The current Information Commissioner, who appears to have gone along with the proposal to keep the €15 fee, said in 2003 that the fees would be a “massive disincentive” to members of the public. She said:
“these recent developments may have long-term negative effects for accountability”
In the UK, the Commons just recently completed a review of their FOI Act, and rejected the notion of imposing fees saying that the drawbacks of fees outweigh the benefits.
I will say this: the €15 punitive fee must be removed. To all the readers of this blog, politicians, civil servants and journalists included, this fee must be removed. And if the government refuses to remove it, we must force them to remove it.
The Irish Times reports today on the stuff that happened in the High Court yesterday (though references to Freedom of Information are confusing, the case is not concerned with the FOI Act, but is about access to information generally).
The case will get underway again this morning but I wanted to make a couple of observations on what happened yesterday.
First, Brian Murray SC (representing NAMA) repeatedly emphasised that if my and the Commissioner’s reading of the legislation was correct, it would have (in suitably dark tones) bring “a whole swathe” of bodies under the Access to Information on the Environment (AIE) regime.
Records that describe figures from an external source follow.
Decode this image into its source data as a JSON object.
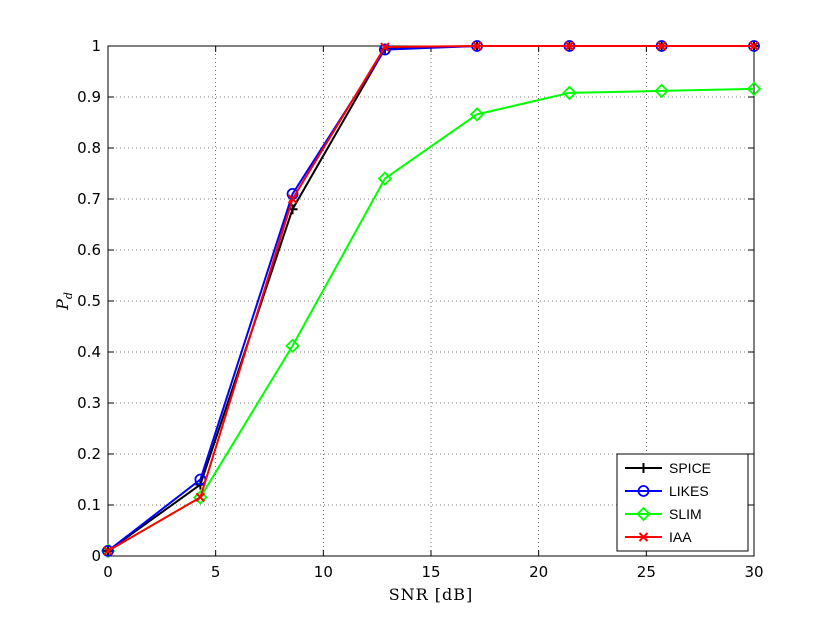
{
  "chart_data": {
    "type": "line",
    "title": "",
    "xlabel": "SNR [dB]",
    "ylabel_main": "P",
    "ylabel_sub": "d",
    "xlim": [
      0,
      30
    ],
    "ylim": [
      0,
      1
    ],
    "grid": true,
    "legend_position": "bottom-right",
    "x_ticks": [
      {
        "v": 0,
        "label": "0"
      },
      {
        "v": 5,
        "label": "5"
      },
      {
        "v": 10,
        "label": "10"
      },
      {
        "v": 15,
        "label": "15"
      },
      {
        "v": 20,
        "label": "20"
      },
      {
        "v": 25,
        "label": "25"
      },
      {
        "v": 30,
        "label": "30"
      }
    ],
    "y_ticks": [
      {
        "v": 0,
        "label": "0"
      },
      {
        "v": 0.1,
        "label": "0.1"
      },
      {
        "v": 0.2,
        "label": "0.2"
      },
      {
        "v": 0.3,
        "label": "0.3"
      },
      {
        "v": 0.4,
        "label": "0.4"
      },
      {
        "v": 0.5,
        "label": "0.5"
      },
      {
        "v": 0.6,
        "label": "0.6"
      },
      {
        "v": 0.7,
        "label": "0.7"
      },
      {
        "v": 0.8,
        "label": "0.8"
      },
      {
        "v": 0.9,
        "label": "0.9"
      },
      {
        "v": 1,
        "label": "1"
      }
    ],
    "x": [
      0,
      4.29,
      8.57,
      12.86,
      17.14,
      21.43,
      25.71,
      30
    ],
    "series": [
      {
        "name": "SPICE",
        "color": "#000000",
        "marker": "plus",
        "values": [
          0.01,
          0.14,
          0.68,
          0.995,
          1,
          1,
          1,
          1
        ]
      },
      {
        "name": "LIKES",
        "color": "#0000ff",
        "marker": "circle",
        "values": [
          0.01,
          0.15,
          0.71,
          0.993,
          1,
          1,
          1,
          1
        ]
      },
      {
        "name": "SLIM",
        "color": "#00ff00",
        "marker": "diamond",
        "values": [
          0.01,
          0.115,
          0.412,
          0.74,
          0.866,
          0.908,
          0.912,
          0.916
        ]
      },
      {
        "name": "IAA",
        "color": "#ff0000",
        "marker": "x",
        "values": [
          0.01,
          0.115,
          0.7,
          0.998,
          1,
          1,
          1,
          1
        ]
      }
    ]
  }
}
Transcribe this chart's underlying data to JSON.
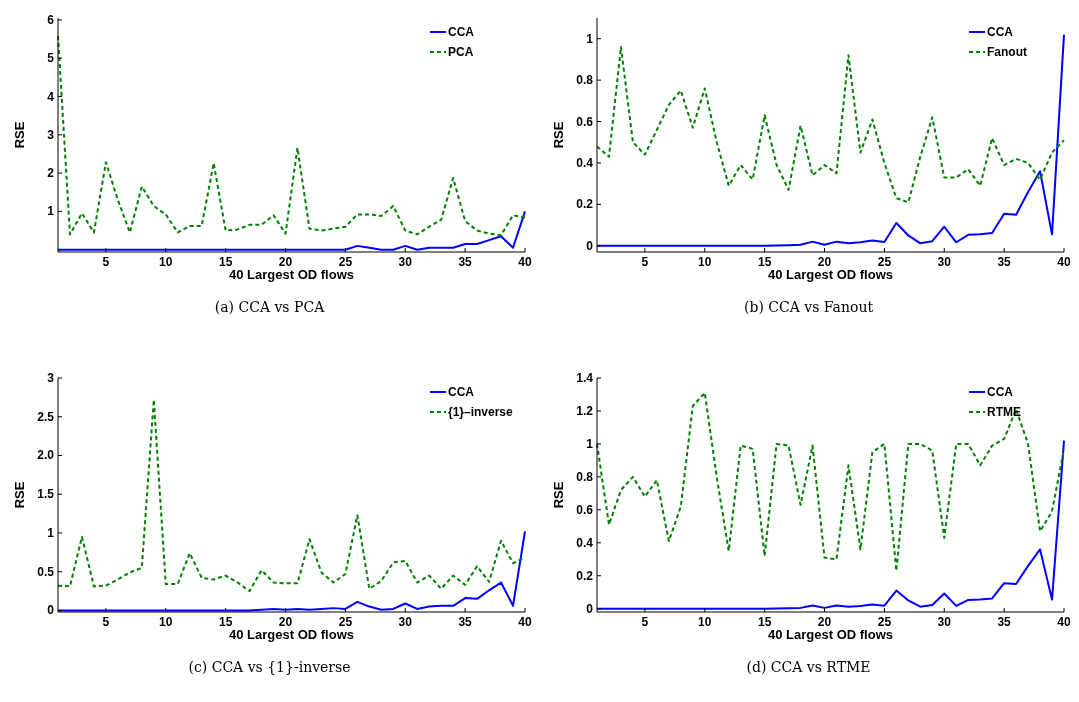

He even listed bodies “like the Central Bank” which could be subject to such onerous requests. (The Central Bank is in fact already under the AIE regime), or, horror of horrors, bodies in the semi-State sector (CIE, Bord Gais and the ESB are already in fact covered by the AIE regime) or even the DPP (which may fall under the judicial bodies exemption), but even if it did, imagine a public body like the DPP having to answer AIE requests? Terrible stuff.
Much of the argument centered on what “includes” or “ambiguous” means and how the legislation should be interpreted. Niamh Hyland, for the Commissioner, used mine and Fred’s logical construction that public authority means X and includes Y, where X is the list of bodies in a) to c) and Y is the list of bodies in (i) to (vii) and that the legislation should be interpreted as the Commissioner outlined in her decision.